I made plans to go for a walk with a Clara*, who worked near my office. While she was nice, the conversation was similar to the one with my Bumble BFF match. Perfectly okay, but nothing extraordinary. Were my friend expectations too high? Was I the awkward one?
Photo: Hey! Vina. More
Real was the only friend app I tried that allows you to be friends with men, too — revolutionary! However, it was also the biggest failure of the bunch.
You don't see someone's photo until you match with them. Instead, your profile is an avatar that you create with included stock photos (among them are some strange ones of space and a concert-going crowd), and words that layer over the photo to describe your interests. It's a fun idea, but it took a while to create and I didn't feel like the resulting collage actually represented me.
I only swiped through maybe six profiles before the app informed me that I was out of people to match with, despite the fact that I was open to meeting people who were 36 miles away from me. I only matched with one person — the app's developer — and we never messaged back and forth.
That being said, Real is still very new, so maybe it just needs to build up a user base. But if you just want to find someone to go to happy hour with you, your time is better spent on Bumble BFF or Hey! Vina.
Photo: Real. More
Friender is the only friends app I've tried that feels like it is an app that's made for platonic relationships, not a dating app masquerading as a friend-making app. When you log on, you create a profile with a photo and a brief description of yourself. Then you indicate your interest level in different activities.
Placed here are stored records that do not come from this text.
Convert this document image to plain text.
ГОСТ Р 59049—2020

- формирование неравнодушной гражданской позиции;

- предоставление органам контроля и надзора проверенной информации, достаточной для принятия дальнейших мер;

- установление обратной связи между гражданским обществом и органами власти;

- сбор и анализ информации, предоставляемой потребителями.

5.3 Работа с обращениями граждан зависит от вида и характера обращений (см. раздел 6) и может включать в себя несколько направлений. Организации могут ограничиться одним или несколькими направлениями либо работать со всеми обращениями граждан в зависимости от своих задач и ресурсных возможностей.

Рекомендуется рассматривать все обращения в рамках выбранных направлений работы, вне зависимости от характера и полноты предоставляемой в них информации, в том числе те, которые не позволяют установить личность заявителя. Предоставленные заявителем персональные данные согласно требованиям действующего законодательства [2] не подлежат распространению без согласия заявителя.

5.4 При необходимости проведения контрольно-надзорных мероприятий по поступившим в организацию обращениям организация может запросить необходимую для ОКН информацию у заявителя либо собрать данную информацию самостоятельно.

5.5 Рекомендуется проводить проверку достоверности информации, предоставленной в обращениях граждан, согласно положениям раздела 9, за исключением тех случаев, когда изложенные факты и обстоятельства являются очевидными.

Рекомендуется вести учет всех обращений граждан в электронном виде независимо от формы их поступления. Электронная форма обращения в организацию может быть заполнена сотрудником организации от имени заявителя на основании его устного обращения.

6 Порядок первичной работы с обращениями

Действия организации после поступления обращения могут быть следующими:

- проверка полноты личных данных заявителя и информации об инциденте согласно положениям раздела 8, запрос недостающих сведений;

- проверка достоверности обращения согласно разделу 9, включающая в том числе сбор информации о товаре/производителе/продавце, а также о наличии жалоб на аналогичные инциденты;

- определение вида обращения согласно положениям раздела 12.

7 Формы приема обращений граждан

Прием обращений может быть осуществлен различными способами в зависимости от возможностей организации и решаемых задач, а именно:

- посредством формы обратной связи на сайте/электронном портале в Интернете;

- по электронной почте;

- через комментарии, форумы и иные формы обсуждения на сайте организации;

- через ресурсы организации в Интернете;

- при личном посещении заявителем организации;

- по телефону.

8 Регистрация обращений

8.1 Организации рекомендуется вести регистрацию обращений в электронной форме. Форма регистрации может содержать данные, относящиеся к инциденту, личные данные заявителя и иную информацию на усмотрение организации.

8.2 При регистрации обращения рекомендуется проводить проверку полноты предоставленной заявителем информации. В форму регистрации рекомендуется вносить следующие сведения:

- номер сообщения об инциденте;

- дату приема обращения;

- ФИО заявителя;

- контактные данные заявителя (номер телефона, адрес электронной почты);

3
You'll only see other users who share one of your interests. This means that you can easily make plans to go climbing with a potential friend or see a dance show. Having a common interest makes the likelihood of finding someone you'll enjoy hanging out with much higher. Plus, you have more to talk about right off the bat.
Photo: Friender. More
Ultimately, I realized that friend-dating apps have a lot in common with their romantic-dating counterparts. It isn't easy to create a friendship without much, if any, context, and some awkwardness is inevitable, though Friender alleviated some of these feelings.
Swiping and messaging is something that takes some time and effort, so it won't be for everyone. But I found that just having conversations through the app could be a fun way to learn about the different kinds of people around you, even if you don't arrange to meet up in person.
And, in a big city like New York, which can feel lonely at times (even for the most well-connected social butterflies), a friendly match or two is always welcome. If anything, it's a reminder that there's a big, wide world out there and everyone is just trying to find their place in it — yours truly included.